Transversality for a class of 3D oscillators via gyrostat equations

Abstract

The class of 3D oscillators of interest includes the modified Brockett, Chua, Duffing, Ueda, modified Kapitaniak, generalized Lorenz, forced Lorenz, Rossler and YSVO oscillators. The homoclinic orbits of a symmetric gyrostat with wheels under torque-free motions are first exploited. The effects of the small external perturbation torques upon the rotational motions of the forced symmetric gyrostat are investigated using the equation of the Melnikov integral. The real zeros of the Melnikov integral determine the transversality of the homoclinic orbits leading to a necessary condition for the existence of chaos.

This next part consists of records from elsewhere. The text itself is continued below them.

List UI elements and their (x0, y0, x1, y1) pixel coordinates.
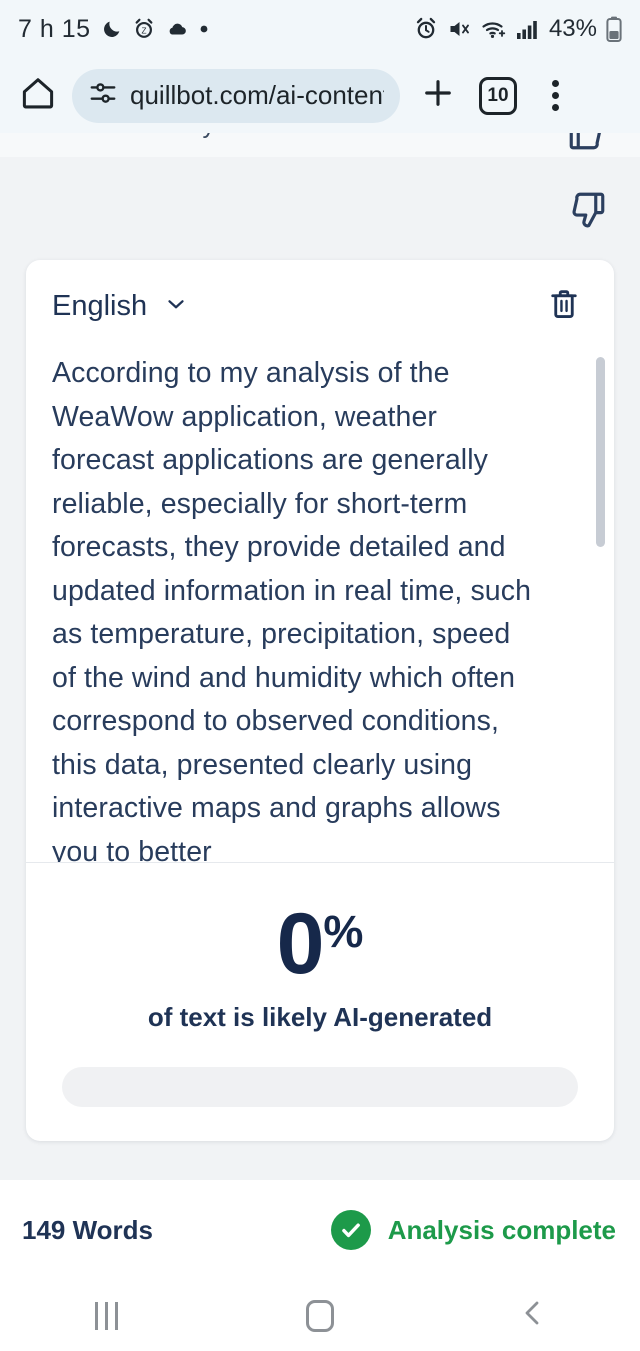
wifi-icon (481, 17, 507, 41)
tab-switcher-button[interactable]: 10 (470, 68, 526, 124)
status-bar-right: 43% (414, 15, 622, 43)
browser-toolbar: quillbot.com/ai-content-c 10 (0, 58, 640, 133)
editor-scrollbar-thumb[interactable] (596, 357, 605, 547)
more-vertical-icon-dot2 (551, 104, 559, 111)
language-selector[interactable]: English (52, 290, 189, 323)
alarm-icon: Z (133, 18, 155, 40)
clipped-paragraph-text: how AI tools may have been used to creat… (26, 133, 640, 140)
more-vertical-icon-dot (551, 92, 559, 99)
browser-menu-button[interactable] (530, 68, 580, 124)
ai-score-value: 0 (276, 896, 325, 992)
alarm-icon (414, 17, 438, 41)
thumbs-down-button[interactable] (566, 189, 610, 236)
trash-icon (546, 286, 582, 327)
back-button[interactable] (473, 1280, 593, 1351)
analysis-status: Analysis complete (330, 1210, 616, 1250)
clipped-paragraph-row: how AI tools may have been used to creat… (0, 133, 640, 157)
ai-score-caption: of text is likely AI-generated (147, 1002, 493, 1033)
home-button[interactable] (14, 72, 62, 120)
plus-icon (420, 75, 456, 116)
word-count: 149 Words (22, 1214, 154, 1245)
card-header: English (26, 260, 614, 352)
analysis-status-label: Analysis complete (387, 1214, 616, 1245)
status-footer: 149 Words Analysis complete (0, 1180, 640, 1280)
more-vertical-icon (551, 80, 559, 87)
tab-count-badge: 10 (479, 76, 517, 115)
language-label: English (52, 289, 148, 322)
result-section: 0 % of text is likely AI-generated (26, 863, 614, 1141)
chevron-down-icon (163, 291, 189, 322)
battery-percentage: 43% (548, 15, 597, 42)
new-tab-button[interactable] (410, 68, 466, 124)
status-bar-left: 7 h 15 Z (18, 15, 209, 44)
signal-icon (516, 18, 540, 40)
tune-icon[interactable] (88, 78, 118, 113)
thumbs-up-button[interactable] (566, 133, 610, 155)
delete-text-button[interactable] (542, 284, 586, 328)
status-clock: 7 h 15 (18, 14, 91, 43)
cloud-icon (165, 18, 189, 40)
feedback-buttons (566, 133, 610, 236)
ai-detector-card: English According to my analysis of the … (26, 260, 614, 1142)
editor-scrollbar[interactable] (596, 357, 605, 857)
chevron-left-icon (517, 1297, 549, 1334)
android-navigation-bar (0, 1280, 640, 1351)
ai-score-unit: % (323, 906, 364, 957)
recents-button[interactable] (47, 1280, 167, 1351)
phone-screen: 7 h 15 Z 43% quillbot.com/ai-content-c 1… (0, 0, 640, 1351)
home-square-icon (305, 1299, 334, 1332)
svg-text:Z: Z (141, 27, 146, 36)
home-button-nav[interactable] (260, 1280, 380, 1351)
status-bar: 7 h 15 Z 43% (0, 0, 640, 58)
home-icon (19, 74, 57, 117)
url-text: quillbot.com/ai-content-c (130, 80, 384, 110)
text-editor[interactable]: According to my analysis of the WeaWow a… (26, 352, 614, 862)
moon-icon (101, 18, 123, 40)
check-circle-icon (330, 1210, 371, 1250)
recents-icon (95, 1301, 119, 1330)
web-page-content: how AI tools may have been used to creat… (0, 133, 640, 1180)
editor-content: According to my analysis of the WeaWow a… (52, 357, 532, 862)
thumbs-down-icon (566, 192, 608, 235)
mute-icon (447, 17, 472, 41)
battery-icon (606, 16, 622, 42)
dot-icon (199, 24, 209, 34)
url-bar[interactable]: quillbot.com/ai-content-c (72, 68, 400, 123)
ai-score: 0 % (276, 896, 364, 992)
ai-score-progress-bar (62, 1067, 578, 1108)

The equations of the 3D oscillators are then reduced to the Euler equations of the perturbed rotational motions of symmetric gyrostats. Algorithms are established to compute the required parameters for the gyrostat to represent the 3D oscillators at initiating the transversality. These parameters include the angular momenta of the wheels and the principal moments of inertia. The existence of real zeros of the Melnikov integral for the symmetric gyrostat implies the existence of transversal intersections of the perturbed solutions of the 3D oscillators. The 4th order Runge-Kutta algorithm is utilized to simulate and crosscheck the long-term chaotic behaviors of the dynamical systems.